Monday, January 19, 2009

The Rosary & its origins

from "Moment with Mary"

Most historians trace the origin of the Rosary as we know it today back to the so-called Dark Ages of ninth-century Ireland. In those days, as is still true today, the 150 Psalms of David were one of the most important forms of monastic prayer. Monks recited or chanted the Psalms day after day as a source of inspiration.

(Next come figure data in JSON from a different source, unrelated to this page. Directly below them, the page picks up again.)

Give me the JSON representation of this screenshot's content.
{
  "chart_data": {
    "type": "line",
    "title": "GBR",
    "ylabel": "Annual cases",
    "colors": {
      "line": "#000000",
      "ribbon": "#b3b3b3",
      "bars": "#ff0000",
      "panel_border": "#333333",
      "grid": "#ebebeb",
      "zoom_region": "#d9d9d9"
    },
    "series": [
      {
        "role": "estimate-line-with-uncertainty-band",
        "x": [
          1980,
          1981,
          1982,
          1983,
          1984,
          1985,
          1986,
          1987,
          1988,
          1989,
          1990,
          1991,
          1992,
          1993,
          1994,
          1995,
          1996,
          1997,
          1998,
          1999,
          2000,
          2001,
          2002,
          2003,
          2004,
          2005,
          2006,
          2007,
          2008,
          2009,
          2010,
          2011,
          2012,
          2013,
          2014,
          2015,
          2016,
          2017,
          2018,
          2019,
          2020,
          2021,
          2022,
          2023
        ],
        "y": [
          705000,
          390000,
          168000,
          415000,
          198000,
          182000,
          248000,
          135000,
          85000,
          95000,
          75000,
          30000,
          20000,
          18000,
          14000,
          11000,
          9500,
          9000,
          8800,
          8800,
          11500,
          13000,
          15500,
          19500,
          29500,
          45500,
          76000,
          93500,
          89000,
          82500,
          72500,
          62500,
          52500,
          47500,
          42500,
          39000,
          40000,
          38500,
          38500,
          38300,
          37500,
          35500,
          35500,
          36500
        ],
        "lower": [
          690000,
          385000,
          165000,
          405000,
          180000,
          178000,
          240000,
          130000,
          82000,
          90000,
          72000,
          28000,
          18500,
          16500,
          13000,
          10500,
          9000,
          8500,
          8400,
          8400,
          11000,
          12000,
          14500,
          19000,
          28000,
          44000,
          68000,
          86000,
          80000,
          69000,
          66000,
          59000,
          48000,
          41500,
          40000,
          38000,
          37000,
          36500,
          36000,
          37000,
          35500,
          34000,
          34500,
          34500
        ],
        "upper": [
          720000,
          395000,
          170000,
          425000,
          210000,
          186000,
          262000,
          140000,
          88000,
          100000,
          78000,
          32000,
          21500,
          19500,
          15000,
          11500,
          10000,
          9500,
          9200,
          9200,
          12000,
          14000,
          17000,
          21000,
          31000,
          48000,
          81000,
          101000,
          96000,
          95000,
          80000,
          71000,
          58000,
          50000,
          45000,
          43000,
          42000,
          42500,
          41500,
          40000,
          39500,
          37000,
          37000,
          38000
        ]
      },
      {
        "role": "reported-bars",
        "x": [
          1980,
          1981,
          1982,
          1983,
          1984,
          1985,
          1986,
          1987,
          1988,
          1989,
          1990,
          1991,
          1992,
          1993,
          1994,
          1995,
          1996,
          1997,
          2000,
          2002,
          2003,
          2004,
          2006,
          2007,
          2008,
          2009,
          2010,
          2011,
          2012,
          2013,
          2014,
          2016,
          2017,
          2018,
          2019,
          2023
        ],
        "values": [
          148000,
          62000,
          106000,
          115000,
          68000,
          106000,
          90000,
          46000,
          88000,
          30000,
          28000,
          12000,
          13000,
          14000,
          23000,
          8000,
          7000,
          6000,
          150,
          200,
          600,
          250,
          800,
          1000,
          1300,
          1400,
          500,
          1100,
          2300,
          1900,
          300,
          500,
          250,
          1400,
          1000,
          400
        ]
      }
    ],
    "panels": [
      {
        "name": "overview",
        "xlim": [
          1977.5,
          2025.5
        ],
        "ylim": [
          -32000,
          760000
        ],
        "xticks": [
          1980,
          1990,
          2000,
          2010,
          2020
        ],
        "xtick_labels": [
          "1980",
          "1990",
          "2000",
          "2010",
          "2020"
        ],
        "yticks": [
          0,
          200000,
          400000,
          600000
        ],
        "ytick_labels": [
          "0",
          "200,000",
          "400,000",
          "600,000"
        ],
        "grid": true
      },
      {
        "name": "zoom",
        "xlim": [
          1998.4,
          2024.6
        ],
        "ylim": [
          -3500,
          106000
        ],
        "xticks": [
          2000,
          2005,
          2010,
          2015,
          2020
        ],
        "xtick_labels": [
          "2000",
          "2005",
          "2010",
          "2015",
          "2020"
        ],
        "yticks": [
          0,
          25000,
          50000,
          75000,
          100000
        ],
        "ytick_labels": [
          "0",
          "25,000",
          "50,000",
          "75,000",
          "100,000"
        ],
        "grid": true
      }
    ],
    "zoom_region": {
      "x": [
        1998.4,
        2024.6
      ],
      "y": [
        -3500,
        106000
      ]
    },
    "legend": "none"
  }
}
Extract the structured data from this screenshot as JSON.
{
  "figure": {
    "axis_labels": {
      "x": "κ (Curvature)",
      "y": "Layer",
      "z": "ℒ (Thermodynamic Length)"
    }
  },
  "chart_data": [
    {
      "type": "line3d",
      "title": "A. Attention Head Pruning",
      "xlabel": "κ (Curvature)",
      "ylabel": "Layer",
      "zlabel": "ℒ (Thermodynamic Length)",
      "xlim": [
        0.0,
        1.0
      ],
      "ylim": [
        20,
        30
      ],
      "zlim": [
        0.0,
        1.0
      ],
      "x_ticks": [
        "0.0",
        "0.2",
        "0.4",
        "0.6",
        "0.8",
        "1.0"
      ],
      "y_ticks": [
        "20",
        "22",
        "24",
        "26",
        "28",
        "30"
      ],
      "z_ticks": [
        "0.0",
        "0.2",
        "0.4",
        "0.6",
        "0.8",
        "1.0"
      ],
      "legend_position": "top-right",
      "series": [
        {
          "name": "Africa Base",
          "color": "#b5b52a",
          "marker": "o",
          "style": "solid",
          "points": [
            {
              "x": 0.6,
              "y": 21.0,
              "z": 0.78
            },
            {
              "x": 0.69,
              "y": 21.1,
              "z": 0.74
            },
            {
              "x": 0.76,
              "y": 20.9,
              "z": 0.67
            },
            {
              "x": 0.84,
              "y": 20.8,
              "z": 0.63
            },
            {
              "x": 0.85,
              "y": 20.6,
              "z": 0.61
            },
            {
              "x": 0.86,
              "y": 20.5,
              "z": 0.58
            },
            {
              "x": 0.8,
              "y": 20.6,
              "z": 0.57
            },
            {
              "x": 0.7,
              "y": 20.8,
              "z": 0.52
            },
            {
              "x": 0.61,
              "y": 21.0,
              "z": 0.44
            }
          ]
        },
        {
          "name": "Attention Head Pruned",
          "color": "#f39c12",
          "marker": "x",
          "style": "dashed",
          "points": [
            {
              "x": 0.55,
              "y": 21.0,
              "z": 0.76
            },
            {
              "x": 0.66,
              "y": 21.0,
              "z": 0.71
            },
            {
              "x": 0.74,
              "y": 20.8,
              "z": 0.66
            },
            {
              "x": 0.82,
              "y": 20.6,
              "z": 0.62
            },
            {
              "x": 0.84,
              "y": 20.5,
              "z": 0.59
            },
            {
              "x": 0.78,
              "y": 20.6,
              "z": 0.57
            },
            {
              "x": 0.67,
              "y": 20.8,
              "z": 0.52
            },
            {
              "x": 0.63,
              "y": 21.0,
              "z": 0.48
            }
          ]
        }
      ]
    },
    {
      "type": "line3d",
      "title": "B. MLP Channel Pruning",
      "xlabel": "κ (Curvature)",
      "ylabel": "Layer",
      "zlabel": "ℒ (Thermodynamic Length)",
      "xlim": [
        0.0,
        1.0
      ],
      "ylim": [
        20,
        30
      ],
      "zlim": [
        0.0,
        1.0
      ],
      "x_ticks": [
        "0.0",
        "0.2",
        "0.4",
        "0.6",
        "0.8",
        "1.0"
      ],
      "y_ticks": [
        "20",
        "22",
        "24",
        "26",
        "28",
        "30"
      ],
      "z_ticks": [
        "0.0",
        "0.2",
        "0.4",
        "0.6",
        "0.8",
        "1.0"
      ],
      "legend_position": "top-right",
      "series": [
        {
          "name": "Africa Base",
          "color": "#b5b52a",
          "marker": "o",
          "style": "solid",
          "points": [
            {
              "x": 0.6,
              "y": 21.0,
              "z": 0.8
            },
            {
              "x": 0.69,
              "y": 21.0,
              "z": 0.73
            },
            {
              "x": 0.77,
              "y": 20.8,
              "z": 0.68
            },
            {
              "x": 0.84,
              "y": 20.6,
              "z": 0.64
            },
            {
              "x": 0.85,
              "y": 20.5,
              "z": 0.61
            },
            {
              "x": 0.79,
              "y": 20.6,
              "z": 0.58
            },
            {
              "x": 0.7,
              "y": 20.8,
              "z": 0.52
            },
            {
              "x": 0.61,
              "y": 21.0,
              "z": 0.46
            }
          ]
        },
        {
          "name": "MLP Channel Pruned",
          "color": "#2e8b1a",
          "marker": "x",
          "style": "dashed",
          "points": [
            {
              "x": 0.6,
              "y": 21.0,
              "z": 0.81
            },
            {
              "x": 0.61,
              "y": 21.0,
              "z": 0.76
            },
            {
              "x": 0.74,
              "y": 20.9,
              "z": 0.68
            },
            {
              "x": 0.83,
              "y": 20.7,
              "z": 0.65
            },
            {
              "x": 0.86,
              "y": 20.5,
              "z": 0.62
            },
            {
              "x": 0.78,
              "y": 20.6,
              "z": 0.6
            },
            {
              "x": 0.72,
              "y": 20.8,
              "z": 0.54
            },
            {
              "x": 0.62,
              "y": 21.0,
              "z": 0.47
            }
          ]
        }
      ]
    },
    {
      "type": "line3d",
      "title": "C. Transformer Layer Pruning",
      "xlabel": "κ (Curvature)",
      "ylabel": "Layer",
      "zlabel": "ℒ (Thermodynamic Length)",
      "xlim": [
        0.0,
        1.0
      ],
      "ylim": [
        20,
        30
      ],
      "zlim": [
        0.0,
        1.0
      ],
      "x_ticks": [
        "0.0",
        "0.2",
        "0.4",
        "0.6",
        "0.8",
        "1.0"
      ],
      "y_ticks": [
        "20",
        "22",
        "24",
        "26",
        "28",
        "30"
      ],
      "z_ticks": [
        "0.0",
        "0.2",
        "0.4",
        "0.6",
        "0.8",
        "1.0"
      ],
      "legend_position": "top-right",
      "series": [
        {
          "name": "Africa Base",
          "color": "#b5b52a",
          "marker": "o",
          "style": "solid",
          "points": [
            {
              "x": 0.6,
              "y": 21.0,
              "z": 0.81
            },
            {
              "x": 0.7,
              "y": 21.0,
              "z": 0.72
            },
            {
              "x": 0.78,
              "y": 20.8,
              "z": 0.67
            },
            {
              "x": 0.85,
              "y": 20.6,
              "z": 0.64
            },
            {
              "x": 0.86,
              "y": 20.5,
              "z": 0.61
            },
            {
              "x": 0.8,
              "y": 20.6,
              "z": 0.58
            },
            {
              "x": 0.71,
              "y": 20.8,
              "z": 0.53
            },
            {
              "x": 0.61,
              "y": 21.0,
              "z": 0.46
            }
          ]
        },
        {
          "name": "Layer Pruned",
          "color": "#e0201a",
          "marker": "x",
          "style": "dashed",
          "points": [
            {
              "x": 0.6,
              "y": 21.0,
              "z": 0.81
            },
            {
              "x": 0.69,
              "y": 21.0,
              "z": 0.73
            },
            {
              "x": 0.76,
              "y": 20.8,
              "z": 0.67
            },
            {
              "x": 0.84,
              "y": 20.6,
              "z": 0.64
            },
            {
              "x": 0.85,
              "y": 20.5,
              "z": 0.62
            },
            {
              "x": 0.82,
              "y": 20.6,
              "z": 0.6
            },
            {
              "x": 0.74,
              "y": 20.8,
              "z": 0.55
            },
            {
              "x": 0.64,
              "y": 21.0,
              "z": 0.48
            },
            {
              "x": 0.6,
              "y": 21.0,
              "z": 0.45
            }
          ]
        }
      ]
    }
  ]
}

The lay people who lived near a monastery could see the beauty of this devotion, but because very few people outside the monasteries knew how to read in those days, the lay people were unable to adapt this prayer form for their own use. So one day in about the year 800 A.D., an Irish monk suggested to the neighboring lay people that they pray a series of 150 Our Fathers in place of the 150 Psalms. At first, in order to count their 150 Our Fathers, people carried around leather pouches which held 150 pebbles. Soon they switched to ropes with 150 or 50 knots; eventually they began to use strings strung with 50 wooden beads.

In other parts of Europe, the Angelic Salutation, which makes up the first part of our Hail Mary, was recited as a repetitive prayer. Saint Peter Damian (d. 1072) was the first to mention this prayer form. Then during the thirteenth century another prayer form, which would soon give the Rosary its Mysteries, began to develop. Soon Psalters devoted to 150 praises of Mary were also composed. When a Psalter of Marian praises numbered 50 instead of 150 it was commonly called a rosarium, or bouquet of roses.